Retour aux sources
À chaque nouvelle salle, j'ai envie d'explorer un univers différent.
Après les ambiances inspirées des années 80, puis l'esthétique colorée et décalée des films d'agents secrets des années 70, il est temps de revenir vers une période qui me fascine depuis toujours : le début du XX
e siècle.
Mais pas sous son angle le plus attendu.
Les univers victoriens et néo-gothiques sont omniprésents dans les escape games. Ils fonctionnent très bien, mais j'ai envie d'emprunter un chemin un peu différent.
Cette fois, ce sera l'Art nouveau.
J'aime son élégance, ses lignes organiques, ses formes inspirées de la nature et cette impression permanente que l'architecture, le mobilier et les objets ne font qu'un. C'est un style qui laisse une grande place au détail et qui invite naturellement à l'exploration, exactement comme un bon escape game.
Cette nouvelle salle sera également l'occasion de poursuivre une philosophie de conception qui s'est imposée presque malgré moi.
Depuis notre première création, je ne pense plus une salle comme une succession d'énigmes, mais comme un seul et même mécanisme. Chaque élément du décor, chaque dispositif et chaque interaction participent à un ensemble cohérent.
Les résultats obtenus sur nos deux premières salles ont largement dépassé mes attentes. Cette approche offre une expérience plus fluide aux joueurs, tout en simplifiant considérablement le travail des game masters qui peuvent davantage accompagner les équipes que gérer une multitude de systèmes indépendants.
Il serait dommage de changer une méthode qui fonctionne aussi bien.
Pour les ambiances, j'ai envie de me faire plaisir.
Les premières esquisses mêlent une riche demeure d'explorateur, un laboratoire scientifique, quelques inspirations venues du mythe de l'Atlantide et même une touche de Stargate. Des influences qui pourraient sembler très éloignées les unes des autres, mais qui commencent déjà à trouver un langage commun sur les premiers dessins.

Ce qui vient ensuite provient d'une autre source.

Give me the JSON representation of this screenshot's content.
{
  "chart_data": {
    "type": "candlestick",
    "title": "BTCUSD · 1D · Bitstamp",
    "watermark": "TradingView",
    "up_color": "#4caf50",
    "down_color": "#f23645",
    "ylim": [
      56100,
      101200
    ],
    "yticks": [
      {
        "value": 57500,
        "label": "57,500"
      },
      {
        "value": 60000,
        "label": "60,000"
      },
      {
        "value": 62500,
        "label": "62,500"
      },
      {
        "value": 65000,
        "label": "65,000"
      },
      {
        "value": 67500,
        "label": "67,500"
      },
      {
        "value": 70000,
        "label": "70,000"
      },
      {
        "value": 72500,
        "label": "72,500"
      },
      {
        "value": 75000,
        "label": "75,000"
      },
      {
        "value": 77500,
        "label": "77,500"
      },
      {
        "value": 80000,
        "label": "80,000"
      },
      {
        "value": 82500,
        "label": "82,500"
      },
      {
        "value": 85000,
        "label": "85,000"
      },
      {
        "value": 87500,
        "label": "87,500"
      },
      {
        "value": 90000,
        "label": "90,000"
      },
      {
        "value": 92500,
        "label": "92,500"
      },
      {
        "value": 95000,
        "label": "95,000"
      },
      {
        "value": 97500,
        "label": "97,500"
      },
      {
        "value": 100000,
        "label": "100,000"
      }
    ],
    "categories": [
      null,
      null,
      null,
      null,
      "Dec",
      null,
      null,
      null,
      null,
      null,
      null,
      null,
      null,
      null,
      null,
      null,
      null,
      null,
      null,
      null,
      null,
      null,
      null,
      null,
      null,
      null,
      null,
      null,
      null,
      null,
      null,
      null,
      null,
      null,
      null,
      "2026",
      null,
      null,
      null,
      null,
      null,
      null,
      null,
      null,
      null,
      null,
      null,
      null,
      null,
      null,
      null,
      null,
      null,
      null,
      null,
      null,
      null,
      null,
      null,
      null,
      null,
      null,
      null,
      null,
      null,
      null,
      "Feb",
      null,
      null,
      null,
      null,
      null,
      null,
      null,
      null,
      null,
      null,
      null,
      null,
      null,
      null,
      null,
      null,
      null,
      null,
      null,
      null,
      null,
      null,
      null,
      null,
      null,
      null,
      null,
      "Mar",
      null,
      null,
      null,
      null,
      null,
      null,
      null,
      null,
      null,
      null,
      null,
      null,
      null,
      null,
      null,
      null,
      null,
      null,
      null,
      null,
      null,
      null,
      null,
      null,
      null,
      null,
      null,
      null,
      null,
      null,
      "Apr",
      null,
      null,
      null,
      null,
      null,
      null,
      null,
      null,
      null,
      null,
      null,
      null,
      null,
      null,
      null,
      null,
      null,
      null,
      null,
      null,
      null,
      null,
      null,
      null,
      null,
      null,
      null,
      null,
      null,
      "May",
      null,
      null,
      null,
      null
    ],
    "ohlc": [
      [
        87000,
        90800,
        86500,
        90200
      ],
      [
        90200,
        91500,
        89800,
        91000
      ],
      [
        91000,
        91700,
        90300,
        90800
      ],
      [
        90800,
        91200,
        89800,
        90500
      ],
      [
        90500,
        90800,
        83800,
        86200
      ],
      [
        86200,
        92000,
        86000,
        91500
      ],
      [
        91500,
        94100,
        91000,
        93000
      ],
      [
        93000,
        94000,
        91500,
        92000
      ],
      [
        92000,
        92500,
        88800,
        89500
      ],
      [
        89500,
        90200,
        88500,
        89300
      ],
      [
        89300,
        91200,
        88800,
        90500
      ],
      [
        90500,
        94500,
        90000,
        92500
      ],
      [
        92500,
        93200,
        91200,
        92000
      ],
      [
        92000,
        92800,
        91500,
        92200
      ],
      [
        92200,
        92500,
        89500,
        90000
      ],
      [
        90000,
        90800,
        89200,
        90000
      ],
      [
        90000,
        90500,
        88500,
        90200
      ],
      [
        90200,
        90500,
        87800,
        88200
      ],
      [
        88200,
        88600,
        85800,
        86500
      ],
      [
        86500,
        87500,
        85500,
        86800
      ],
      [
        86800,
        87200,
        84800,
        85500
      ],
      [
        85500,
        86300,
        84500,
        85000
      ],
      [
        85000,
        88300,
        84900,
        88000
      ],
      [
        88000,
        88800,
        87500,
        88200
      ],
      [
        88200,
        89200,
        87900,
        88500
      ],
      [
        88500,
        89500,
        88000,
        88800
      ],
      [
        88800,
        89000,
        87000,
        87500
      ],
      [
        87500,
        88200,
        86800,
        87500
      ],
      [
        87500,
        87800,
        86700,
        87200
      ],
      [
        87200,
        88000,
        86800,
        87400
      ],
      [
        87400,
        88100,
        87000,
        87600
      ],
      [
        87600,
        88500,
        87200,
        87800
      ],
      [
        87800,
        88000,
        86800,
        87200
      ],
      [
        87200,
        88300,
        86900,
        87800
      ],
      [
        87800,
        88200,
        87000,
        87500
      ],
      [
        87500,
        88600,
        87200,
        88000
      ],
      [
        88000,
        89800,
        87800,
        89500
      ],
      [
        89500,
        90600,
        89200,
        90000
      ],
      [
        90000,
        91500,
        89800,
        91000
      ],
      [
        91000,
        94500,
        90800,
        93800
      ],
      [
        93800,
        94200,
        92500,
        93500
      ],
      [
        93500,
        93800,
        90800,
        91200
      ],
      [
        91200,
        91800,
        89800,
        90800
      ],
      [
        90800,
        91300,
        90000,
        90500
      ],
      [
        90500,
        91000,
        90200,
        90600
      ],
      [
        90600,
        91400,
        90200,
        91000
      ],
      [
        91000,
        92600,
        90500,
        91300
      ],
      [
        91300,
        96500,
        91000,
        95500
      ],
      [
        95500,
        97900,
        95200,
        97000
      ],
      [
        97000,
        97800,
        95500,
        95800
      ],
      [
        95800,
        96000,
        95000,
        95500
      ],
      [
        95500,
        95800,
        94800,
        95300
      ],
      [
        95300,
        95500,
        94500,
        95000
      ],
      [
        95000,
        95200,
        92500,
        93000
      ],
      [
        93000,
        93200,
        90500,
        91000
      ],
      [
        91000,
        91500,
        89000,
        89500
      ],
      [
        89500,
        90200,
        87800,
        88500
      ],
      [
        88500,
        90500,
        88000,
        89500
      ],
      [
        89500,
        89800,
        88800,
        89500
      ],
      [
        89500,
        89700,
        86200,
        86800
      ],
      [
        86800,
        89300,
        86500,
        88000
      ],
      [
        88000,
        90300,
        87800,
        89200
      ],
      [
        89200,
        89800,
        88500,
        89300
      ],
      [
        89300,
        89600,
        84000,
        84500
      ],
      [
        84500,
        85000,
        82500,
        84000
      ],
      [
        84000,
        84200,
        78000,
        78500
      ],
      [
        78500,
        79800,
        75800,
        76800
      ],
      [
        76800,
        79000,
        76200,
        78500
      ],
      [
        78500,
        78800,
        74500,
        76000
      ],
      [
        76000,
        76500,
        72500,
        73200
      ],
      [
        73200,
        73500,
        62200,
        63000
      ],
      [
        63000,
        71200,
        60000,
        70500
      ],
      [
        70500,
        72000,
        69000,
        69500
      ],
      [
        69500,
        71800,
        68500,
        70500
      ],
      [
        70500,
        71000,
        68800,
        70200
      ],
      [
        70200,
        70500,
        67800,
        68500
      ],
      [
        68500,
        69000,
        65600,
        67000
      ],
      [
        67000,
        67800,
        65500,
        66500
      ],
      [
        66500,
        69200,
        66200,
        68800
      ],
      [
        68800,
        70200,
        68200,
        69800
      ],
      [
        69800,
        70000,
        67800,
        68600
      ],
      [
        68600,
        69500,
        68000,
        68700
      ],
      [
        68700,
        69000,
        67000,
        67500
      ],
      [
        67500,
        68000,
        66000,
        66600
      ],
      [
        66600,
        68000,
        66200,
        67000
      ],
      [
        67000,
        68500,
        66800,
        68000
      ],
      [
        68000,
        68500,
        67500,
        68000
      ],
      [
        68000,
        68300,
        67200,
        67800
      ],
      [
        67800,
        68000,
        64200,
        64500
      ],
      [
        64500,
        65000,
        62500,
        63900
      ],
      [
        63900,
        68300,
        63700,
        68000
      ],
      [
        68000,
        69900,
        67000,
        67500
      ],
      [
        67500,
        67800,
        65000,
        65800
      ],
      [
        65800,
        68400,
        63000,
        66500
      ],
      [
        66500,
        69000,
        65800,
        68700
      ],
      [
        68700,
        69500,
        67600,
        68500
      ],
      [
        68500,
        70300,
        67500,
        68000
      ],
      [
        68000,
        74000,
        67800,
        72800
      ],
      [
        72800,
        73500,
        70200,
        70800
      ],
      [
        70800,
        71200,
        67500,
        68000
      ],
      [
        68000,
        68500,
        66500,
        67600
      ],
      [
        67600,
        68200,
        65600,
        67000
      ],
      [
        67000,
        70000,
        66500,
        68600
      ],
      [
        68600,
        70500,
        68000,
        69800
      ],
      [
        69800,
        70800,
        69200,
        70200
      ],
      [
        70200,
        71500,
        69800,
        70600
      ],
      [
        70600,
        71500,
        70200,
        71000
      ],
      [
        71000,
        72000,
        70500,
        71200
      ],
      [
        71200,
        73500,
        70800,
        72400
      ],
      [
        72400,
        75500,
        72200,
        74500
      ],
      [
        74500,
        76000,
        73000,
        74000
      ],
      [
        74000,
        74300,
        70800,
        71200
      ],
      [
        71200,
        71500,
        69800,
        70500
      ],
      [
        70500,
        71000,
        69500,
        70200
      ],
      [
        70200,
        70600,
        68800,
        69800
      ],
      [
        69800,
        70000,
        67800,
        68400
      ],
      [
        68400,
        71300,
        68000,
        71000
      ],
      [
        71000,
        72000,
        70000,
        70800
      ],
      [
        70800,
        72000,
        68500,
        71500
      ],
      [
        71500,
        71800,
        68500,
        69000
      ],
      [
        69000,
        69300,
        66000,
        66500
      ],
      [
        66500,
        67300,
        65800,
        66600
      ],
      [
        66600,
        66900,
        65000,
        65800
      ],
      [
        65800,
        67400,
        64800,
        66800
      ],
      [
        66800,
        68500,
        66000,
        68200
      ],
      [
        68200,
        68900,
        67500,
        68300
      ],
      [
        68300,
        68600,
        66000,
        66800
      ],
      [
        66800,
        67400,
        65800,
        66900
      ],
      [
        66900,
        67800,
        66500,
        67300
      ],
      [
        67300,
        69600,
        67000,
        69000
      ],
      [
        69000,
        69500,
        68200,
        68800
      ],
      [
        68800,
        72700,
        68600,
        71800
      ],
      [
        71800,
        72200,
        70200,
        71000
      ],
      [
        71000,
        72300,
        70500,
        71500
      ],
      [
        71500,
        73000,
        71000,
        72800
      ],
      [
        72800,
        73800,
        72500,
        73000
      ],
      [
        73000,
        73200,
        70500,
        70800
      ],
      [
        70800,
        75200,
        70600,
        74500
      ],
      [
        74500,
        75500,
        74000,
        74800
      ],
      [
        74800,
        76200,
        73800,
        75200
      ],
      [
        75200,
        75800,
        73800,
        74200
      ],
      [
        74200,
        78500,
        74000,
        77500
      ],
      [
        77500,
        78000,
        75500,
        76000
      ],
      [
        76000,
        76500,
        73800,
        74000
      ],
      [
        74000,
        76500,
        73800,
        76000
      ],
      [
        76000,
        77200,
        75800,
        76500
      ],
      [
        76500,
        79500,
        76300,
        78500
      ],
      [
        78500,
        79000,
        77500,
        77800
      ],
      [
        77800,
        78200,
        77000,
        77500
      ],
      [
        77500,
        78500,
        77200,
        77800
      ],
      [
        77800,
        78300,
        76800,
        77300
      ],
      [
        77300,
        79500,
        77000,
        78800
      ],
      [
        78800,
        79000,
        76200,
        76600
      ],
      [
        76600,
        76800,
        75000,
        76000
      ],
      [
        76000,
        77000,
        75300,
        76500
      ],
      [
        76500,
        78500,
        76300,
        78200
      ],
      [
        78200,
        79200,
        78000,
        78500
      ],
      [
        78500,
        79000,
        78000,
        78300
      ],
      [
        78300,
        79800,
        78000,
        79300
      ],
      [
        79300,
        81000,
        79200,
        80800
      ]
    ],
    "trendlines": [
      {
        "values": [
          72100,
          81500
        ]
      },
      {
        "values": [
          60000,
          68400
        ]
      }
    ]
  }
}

Comme toujours, je ne sais pas exactement où ce projet me mènera.
Je sais simplement une chose : c'est souvent au moment où les idées semblent les plus improbables que naissent les salles dont je suis le plus fier.
Les Machines extraordinaires
Depuis mes premières créations, les machines occupent une place centrale dans ma manière de concevoir un escape game.
Je ne les vois pas comme de simples mécanismes destinés à ouvrir une porte ou révéler un indice. Elles sont des éléments de décor à part entière, des objets mystérieux qui racontent une histoire avant même d'être utilisés. Leur silhouette, leurs matériaux, leurs mouvements et leurs sonorités participent autant à l'immersion que les énigmes elles-mêmes.
Pour cette troisième salle, l'idée qui m'obsède est celle de la téléportation.
Faire disparaître un objet pour le voir réapparaître ailleurs est un vieux rêve d'illusionniste. Reproduire cette sensation de manière crédible dans un escape game représente un véritable défi technique. Le plus difficile n'est pas de fabriquer un mécanisme : c'est de créer, l'espace d'un instant, cette hésitation où le joueur se demande si ce qu'il vient de voir est réellement possible.
Comme toujours, il faudra mêler ingénierie, astuces de mise en scène, quelques techniques empruntées aux illusionnistes… et une petite dose de suspension volontaire de l'incrédulité.
Si tout fonctionne comme je l'imagine, les joueurs ne chercheront pas immédiatement à comprendre le mécanisme.
Ils auront simplement envie de regarder une seconde fois, avec ce sourire qui apparaît lorsque l'on assiste à quelque chose qui semble défier les lois de la réalité.